Oh, and as a small side note- a quick update on my last appointment with my surgeon. It was truly bittersweet. So sweet, he let me go free. Free to go about life again as normal, with my usual restrictions with physical activities due to my fragile spine. So sweet that my fusion is working, it’s healing so well and I got a lot of function back that I was losing. I didn’t allow myself to think about what was happening to me before surgery but he let me know how much trouble I could have been in and in what a great state I really am in now! The harder things to swallow was to understand that my arms might just be this way.
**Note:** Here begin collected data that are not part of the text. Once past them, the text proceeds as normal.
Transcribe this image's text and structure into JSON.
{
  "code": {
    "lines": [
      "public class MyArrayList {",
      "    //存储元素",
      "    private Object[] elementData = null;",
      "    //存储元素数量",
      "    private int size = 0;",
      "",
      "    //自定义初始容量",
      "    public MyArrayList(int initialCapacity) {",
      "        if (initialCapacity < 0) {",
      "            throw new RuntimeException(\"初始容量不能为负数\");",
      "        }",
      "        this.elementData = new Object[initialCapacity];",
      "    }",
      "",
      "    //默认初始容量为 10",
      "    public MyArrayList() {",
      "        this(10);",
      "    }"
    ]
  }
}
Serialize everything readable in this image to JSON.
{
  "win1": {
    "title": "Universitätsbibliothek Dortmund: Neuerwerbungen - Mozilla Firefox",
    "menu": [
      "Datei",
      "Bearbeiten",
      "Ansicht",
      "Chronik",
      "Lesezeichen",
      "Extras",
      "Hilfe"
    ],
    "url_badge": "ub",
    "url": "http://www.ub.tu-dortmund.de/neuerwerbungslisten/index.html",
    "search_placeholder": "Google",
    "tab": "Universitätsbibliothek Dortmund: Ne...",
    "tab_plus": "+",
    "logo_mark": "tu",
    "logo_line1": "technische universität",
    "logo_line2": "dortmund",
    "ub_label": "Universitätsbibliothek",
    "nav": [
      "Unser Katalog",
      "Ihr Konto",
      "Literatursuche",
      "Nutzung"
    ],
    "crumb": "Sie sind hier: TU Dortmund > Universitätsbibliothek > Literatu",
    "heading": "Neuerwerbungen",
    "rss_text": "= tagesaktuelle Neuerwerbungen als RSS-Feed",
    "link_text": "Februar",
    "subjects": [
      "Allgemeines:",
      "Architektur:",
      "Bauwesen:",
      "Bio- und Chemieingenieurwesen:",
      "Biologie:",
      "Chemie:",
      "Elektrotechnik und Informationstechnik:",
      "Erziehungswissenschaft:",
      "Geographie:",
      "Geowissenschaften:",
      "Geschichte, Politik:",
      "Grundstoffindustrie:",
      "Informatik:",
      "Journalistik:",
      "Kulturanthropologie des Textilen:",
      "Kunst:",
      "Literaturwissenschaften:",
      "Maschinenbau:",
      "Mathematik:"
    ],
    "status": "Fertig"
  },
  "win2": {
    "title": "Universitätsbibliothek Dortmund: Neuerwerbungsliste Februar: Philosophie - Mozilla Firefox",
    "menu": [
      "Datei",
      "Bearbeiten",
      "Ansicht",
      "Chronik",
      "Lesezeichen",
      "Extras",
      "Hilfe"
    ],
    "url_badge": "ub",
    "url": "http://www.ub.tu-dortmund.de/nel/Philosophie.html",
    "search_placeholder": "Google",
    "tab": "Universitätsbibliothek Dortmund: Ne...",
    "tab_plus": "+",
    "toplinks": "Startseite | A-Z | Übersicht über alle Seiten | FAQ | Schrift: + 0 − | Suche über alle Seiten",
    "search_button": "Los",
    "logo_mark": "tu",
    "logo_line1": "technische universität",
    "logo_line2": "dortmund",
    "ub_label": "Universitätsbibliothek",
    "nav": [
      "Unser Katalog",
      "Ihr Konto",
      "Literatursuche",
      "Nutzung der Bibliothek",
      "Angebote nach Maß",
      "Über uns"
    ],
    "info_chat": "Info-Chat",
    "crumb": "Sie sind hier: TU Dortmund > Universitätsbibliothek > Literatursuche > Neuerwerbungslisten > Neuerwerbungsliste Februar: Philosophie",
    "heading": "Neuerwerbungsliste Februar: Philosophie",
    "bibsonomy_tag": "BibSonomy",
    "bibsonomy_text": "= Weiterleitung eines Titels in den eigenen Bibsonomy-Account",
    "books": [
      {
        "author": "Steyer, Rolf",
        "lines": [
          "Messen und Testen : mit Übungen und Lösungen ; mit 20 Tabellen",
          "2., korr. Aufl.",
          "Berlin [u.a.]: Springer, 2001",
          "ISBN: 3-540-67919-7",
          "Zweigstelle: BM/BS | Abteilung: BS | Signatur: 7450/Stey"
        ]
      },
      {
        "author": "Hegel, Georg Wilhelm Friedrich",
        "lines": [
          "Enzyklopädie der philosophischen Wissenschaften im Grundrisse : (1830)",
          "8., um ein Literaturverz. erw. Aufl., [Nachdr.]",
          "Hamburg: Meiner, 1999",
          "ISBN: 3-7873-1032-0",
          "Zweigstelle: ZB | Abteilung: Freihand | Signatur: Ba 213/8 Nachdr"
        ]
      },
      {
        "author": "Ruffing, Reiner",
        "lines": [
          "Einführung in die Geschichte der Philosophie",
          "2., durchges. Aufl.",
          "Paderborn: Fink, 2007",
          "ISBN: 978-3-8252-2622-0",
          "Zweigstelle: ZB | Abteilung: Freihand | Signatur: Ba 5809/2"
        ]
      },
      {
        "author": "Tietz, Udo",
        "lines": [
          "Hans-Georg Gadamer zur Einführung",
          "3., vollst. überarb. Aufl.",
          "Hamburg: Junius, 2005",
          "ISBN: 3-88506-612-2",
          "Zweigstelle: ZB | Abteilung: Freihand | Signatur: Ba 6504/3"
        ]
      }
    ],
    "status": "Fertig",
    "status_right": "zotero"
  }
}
It’s manageable, just not how I would have liked it to heal. And again hard to see my x-rays and discuss how this was only the beginning of surgeries. As I made a joking remark about how I’d be all fused by the time I was 50 he very seriously told me I’d be very lucky to make it to 50. Oh, I said, well good to know. And so he sent me off and said, you’re free to go! And I replied, Well great, thank you, and I guess I’ll go move on with my life! And that was our farewell. But the great news is I haven’t felt this strong in over a year and I’ve been given a sweet gift of a full life again.

Ok, more to come. I’ll let you know how first days at Duke has been soon and all my fun first beginnings here in Durham! Thank you all for your continued prayer and encouragement. I am truly blessed by so many of you.